Ev adalah tipikal wanita yang antipologami. Kiblatnya sama seperti wanita-wanita yang enggan dipoligami karena urusan hati. Dulu Ev menyanggupi pernikahan dengan Darren, karena pria itu juga berjanji tidak akan melanggar perjanjian mereka. Saat ini, karena pria itu sudah berani melanggar, maka tidak ada alasan lagi bagi Ev untuk bertahan.


Sekelas Gusti Nurul yang merupakan putri keraton Mangkunegara yang dipuja lantaran memiliki kecantikan, kecerdasan, dan pemikiran yang modern saja, juga selalu berpegang teguh pada prinsip antipologami. Oleh karena itu, beliau berani menolak dengan halus para tokoh besar di tanah air yang terpikat pesonanya. Sebut saja Ir. Soekarno, Sultan Sjahrir, dan Sri Sultan Hamengkubuwono IX.


Selain itu, pernikahan Darren dan Ella dapat dianggap tidak sah jika Ev tidak ikhlas. Mengingat Ev adalah istri pertama Darren. Persetujuan istri pertama bersifat penting sebagai syarat bahwa perkawinan resmi di mata hukum. Secara hukum, diperlukan surat izin dan syarat lain ketika suami hendak melakukan poligami. Pengadilan agama dapat menganggap sebuah pernikahan batal, jika tidak mendapat restu atau rasa ikhlas dari istri pertama. Tanpa persetujuan istri pertama, pernikahan tersebut tidak sah dan cacat hukum. Hal ini tertuang dalam UU no. 1 tahun 1974.


“Jangan begini, Ev. kamu tahu sendiri jika perceraian bukanlah sesuatu yang Tuhan sukai.”


Darren lagi-lagi terbungkam. Ev dan pemikiran kritisnya tidak dapat Darren sanggah, karena dia sendiri datang ke sini tanpa perhitungan.


“Lebih baik kamu pulang, Darren. Kasihan istri kamu yang sedang mengandung,” usir Ev, to the point. “Bayi kalian tidak tahu apa-apa. Jangan sampai karena masalah yang kalian ditimbulkan, bayi yang tidak tahu apa-apa itu harus merasakan dampaknya.”


“Ev….”


“Lain kali, aku akan berpesan kepada maid agar tidak membukakan pintu untuk kamu. Aku sedang tidak ingin diganggu,” ujar Ev final, kemudian berbalik badan.

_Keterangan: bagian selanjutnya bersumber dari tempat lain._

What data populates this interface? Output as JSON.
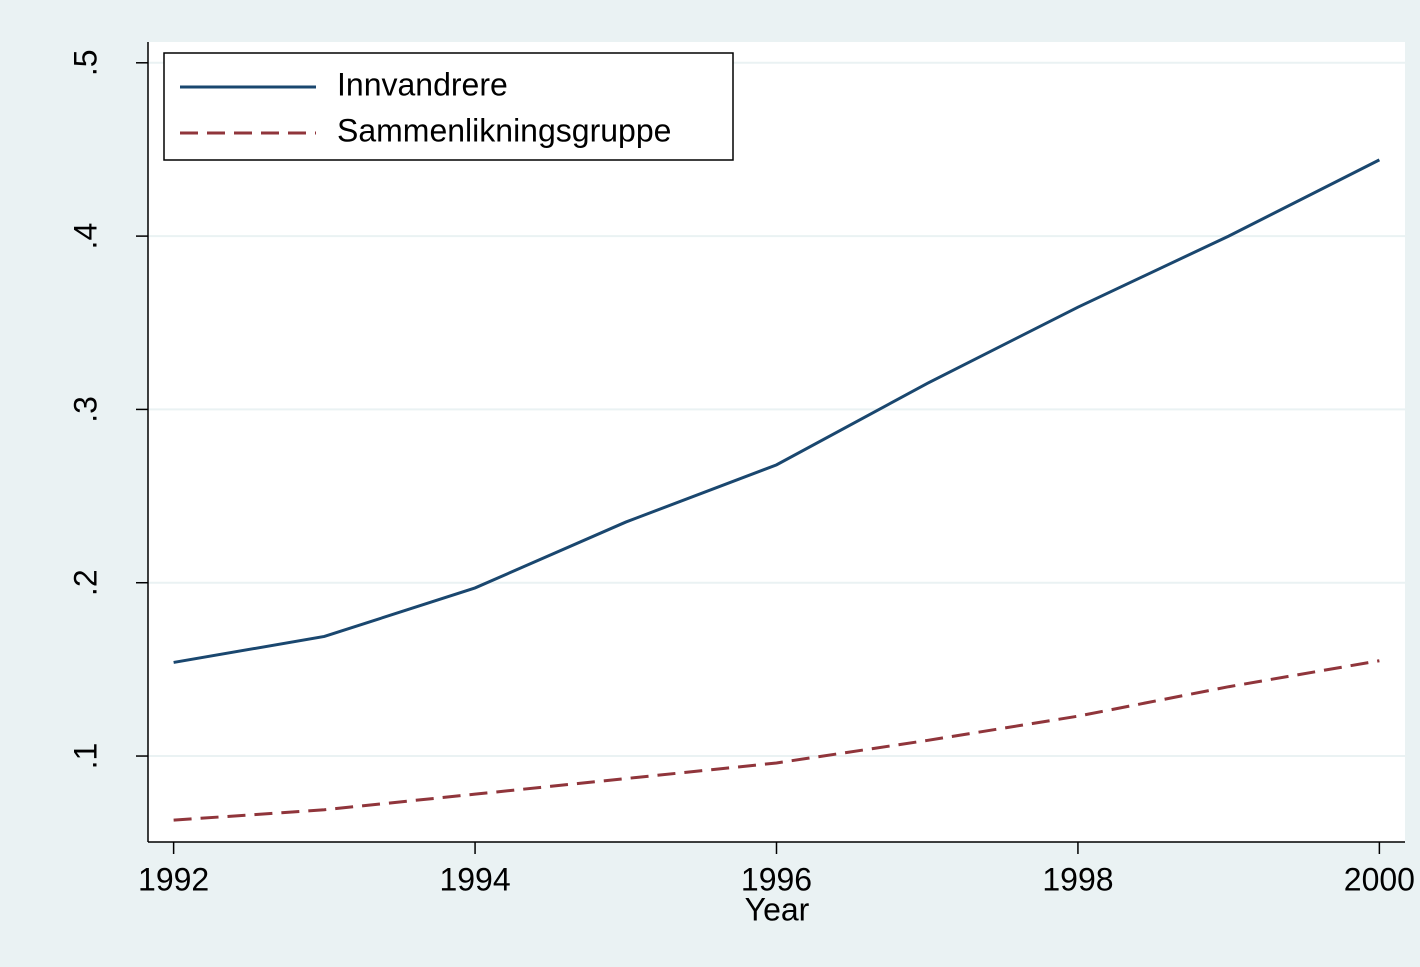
{
  "chart_data": {
    "type": "line",
    "x": [
      1992,
      1993,
      1994,
      1995,
      1996,
      1997,
      1998,
      1999,
      2000
    ],
    "series": [
      {
        "name": "Innvandrere",
        "color": "#1a476f",
        "dash": false,
        "values": [
          0.154,
          0.169,
          0.197,
          0.235,
          0.268,
          0.315,
          0.359,
          0.4,
          0.444
        ]
      },
      {
        "name": "Sammenlikningsgruppe",
        "color": "#90353b",
        "dash": true,
        "values": [
          0.063,
          0.069,
          0.078,
          0.087,
          0.096,
          0.109,
          0.123,
          0.14,
          0.155
        ]
      }
    ],
    "xlabel": "Year",
    "xlim": [
      1991.83,
      2000.17
    ],
    "xticks": [
      1992,
      1994,
      1996,
      1998,
      2000
    ],
    "ylim": [
      0.0504,
      0.512
    ],
    "yticks": [
      {
        "value": 0.1,
        "label": ".1"
      },
      {
        "value": 0.2,
        "label": ".2"
      },
      {
        "value": 0.3,
        "label": ".3"
      },
      {
        "value": 0.4,
        "label": ".4"
      },
      {
        "value": 0.5,
        "label": ".5"
      }
    ],
    "grid": true,
    "legend": "top-left"
  }
}
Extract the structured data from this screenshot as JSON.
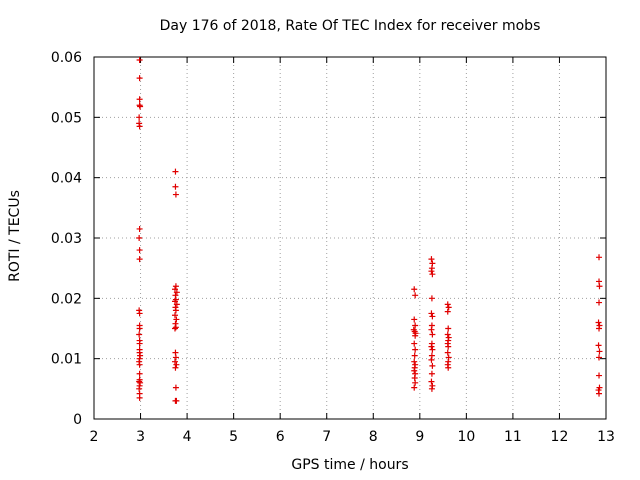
{
  "chart_data": {
    "type": "scatter",
    "title": "Day 176 of 2018, Rate Of TEC Index for receiver mobs",
    "xlabel": "GPS time / hours",
    "ylabel": "ROTI / TECUs",
    "xlim": [
      2,
      13
    ],
    "ylim": [
      0,
      0.06
    ],
    "xticks": [
      "2",
      "3",
      "4",
      "5",
      "6",
      "7",
      "8",
      "9",
      "10",
      "11",
      "12",
      "13"
    ],
    "yticks": [
      "0",
      "0.01",
      "0.02",
      "0.03",
      "0.04",
      "0.05",
      "0.06"
    ],
    "grid": true,
    "marker": "+",
    "color": "#e00000",
    "series": [
      {
        "name": "ROTI",
        "points": [
          [
            2.98,
            0.0595
          ],
          [
            2.98,
            0.0565
          ],
          [
            2.98,
            0.053
          ],
          [
            2.98,
            0.052
          ],
          [
            2.99,
            0.0518
          ],
          [
            2.97,
            0.05
          ],
          [
            2.97,
            0.049
          ],
          [
            2.98,
            0.0485
          ],
          [
            2.98,
            0.0315
          ],
          [
            2.97,
            0.03
          ],
          [
            2.98,
            0.028
          ],
          [
            2.98,
            0.0265
          ],
          [
            2.97,
            0.018
          ],
          [
            2.98,
            0.0175
          ],
          [
            2.98,
            0.0155
          ],
          [
            2.98,
            0.015
          ],
          [
            2.97,
            0.014
          ],
          [
            2.98,
            0.013
          ],
          [
            2.98,
            0.0125
          ],
          [
            2.98,
            0.0115
          ],
          [
            2.98,
            0.011
          ],
          [
            2.99,
            0.0105
          ],
          [
            2.98,
            0.01
          ],
          [
            2.97,
            0.0095
          ],
          [
            2.98,
            0.009
          ],
          [
            2.98,
            0.0075
          ],
          [
            2.98,
            0.0065
          ],
          [
            2.97,
            0.0062
          ],
          [
            2.99,
            0.006
          ],
          [
            2.98,
            0.0055
          ],
          [
            2.97,
            0.005
          ],
          [
            2.98,
            0.0042
          ],
          [
            2.98,
            0.0035
          ],
          [
            3.75,
            0.041
          ],
          [
            3.75,
            0.0385
          ],
          [
            3.76,
            0.0372
          ],
          [
            3.76,
            0.022
          ],
          [
            3.74,
            0.0215
          ],
          [
            3.78,
            0.021
          ],
          [
            3.75,
            0.0205
          ],
          [
            3.76,
            0.0198
          ],
          [
            3.74,
            0.0195
          ],
          [
            3.78,
            0.019
          ],
          [
            3.75,
            0.0185
          ],
          [
            3.76,
            0.018
          ],
          [
            3.74,
            0.0172
          ],
          [
            3.77,
            0.0165
          ],
          [
            3.75,
            0.0158
          ],
          [
            3.76,
            0.0152
          ],
          [
            3.74,
            0.015
          ],
          [
            3.75,
            0.011
          ],
          [
            3.76,
            0.0102
          ],
          [
            3.74,
            0.0095
          ],
          [
            3.77,
            0.009
          ],
          [
            3.75,
            0.0085
          ],
          [
            3.76,
            0.0052
          ],
          [
            3.75,
            0.003
          ],
          [
            3.77,
            0.003
          ],
          [
            8.88,
            0.0215
          ],
          [
            8.9,
            0.0205
          ],
          [
            8.88,
            0.0165
          ],
          [
            8.9,
            0.0155
          ],
          [
            8.87,
            0.0148
          ],
          [
            8.89,
            0.0145
          ],
          [
            8.91,
            0.0142
          ],
          [
            8.9,
            0.0138
          ],
          [
            8.88,
            0.0125
          ],
          [
            8.9,
            0.0115
          ],
          [
            8.89,
            0.0105
          ],
          [
            8.88,
            0.0095
          ],
          [
            8.9,
            0.009
          ],
          [
            8.89,
            0.0085
          ],
          [
            8.88,
            0.008
          ],
          [
            8.9,
            0.0075
          ],
          [
            8.89,
            0.0068
          ],
          [
            8.9,
            0.006
          ],
          [
            8.88,
            0.0052
          ],
          [
            9.25,
            0.0265
          ],
          [
            9.27,
            0.0258
          ],
          [
            9.26,
            0.025
          ],
          [
            9.25,
            0.0245
          ],
          [
            9.27,
            0.024
          ],
          [
            9.26,
            0.02
          ],
          [
            9.25,
            0.0175
          ],
          [
            9.27,
            0.017
          ],
          [
            9.26,
            0.0155
          ],
          [
            9.25,
            0.0148
          ],
          [
            9.27,
            0.014
          ],
          [
            9.26,
            0.0125
          ],
          [
            9.25,
            0.012
          ],
          [
            9.27,
            0.0115
          ],
          [
            9.26,
            0.0105
          ],
          [
            9.25,
            0.0098
          ],
          [
            9.27,
            0.0088
          ],
          [
            9.26,
            0.0075
          ],
          [
            9.25,
            0.0062
          ],
          [
            9.27,
            0.0055
          ],
          [
            9.26,
            0.005
          ],
          [
            9.6,
            0.019
          ],
          [
            9.62,
            0.0185
          ],
          [
            9.6,
            0.0178
          ],
          [
            9.61,
            0.015
          ],
          [
            9.6,
            0.014
          ],
          [
            9.62,
            0.0135
          ],
          [
            9.61,
            0.013
          ],
          [
            9.6,
            0.0125
          ],
          [
            9.61,
            0.012
          ],
          [
            9.6,
            0.011
          ],
          [
            9.62,
            0.0102
          ],
          [
            9.61,
            0.0095
          ],
          [
            9.6,
            0.009
          ],
          [
            9.61,
            0.0085
          ],
          [
            12.85,
            0.0268
          ],
          [
            12.85,
            0.0228
          ],
          [
            12.86,
            0.022
          ],
          [
            12.85,
            0.0193
          ],
          [
            12.84,
            0.016
          ],
          [
            12.86,
            0.0155
          ],
          [
            12.85,
            0.015
          ],
          [
            12.84,
            0.0122
          ],
          [
            12.86,
            0.0112
          ],
          [
            12.85,
            0.0102
          ],
          [
            12.85,
            0.0072
          ],
          [
            12.86,
            0.0052
          ],
          [
            12.84,
            0.0048
          ],
          [
            12.85,
            0.0042
          ]
        ]
      }
    ]
  }
}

Namun, sebelum wanita cantik itu benar-benar menaiki pijakan tangga, dia sempat berkata, “kita akan bertemu kembali dalam waktu dekat, jika kamu lupa. Di persidangan. Jadi, kamu tidak perlu jauh-jauh mencari aku ke sini.”


Setelah berkata demikian, Ev menaiki pijakan tangga satu persatu. Wanita cantik itu mantap meninggalkan sang suami tanpa menoleh sedikitpun.


Sedangkan Darren yang masih berada di posisi yang sama, hanya bisa menguyar rambut hitamnya kasar. Gagal lagi. Sia-sia saja usahanya memasuki rumah keluarga Atmarendra yang dijaga sangat ketat, karena sang tuan putri yang hendak ditemui menolak mentah-mentah kehadirannya. Katakan saja Darren gegabah dengan datang ke sini. Namun, jalan pikirannya memang sudah tidak bisa singkron dengan keinginan hati.


Mendapati hasil yang kurang memuaskan dari pertemuannya dengan sang istri, Darren memilih membawa kemudi ke arah kantor. Entah sudah tersebar atau belum rumor soal perceraiannya dengan Ev. Namun, dia akan tetap pergi ke kantor untuk menyelesaikan beberapa hal. Terutama soal Ev dan juga Dean. Dengar-dengar, pria yang memegang jabatan sebagai CFO di perusahaanya itu, pagi tadi juga hadir di sana.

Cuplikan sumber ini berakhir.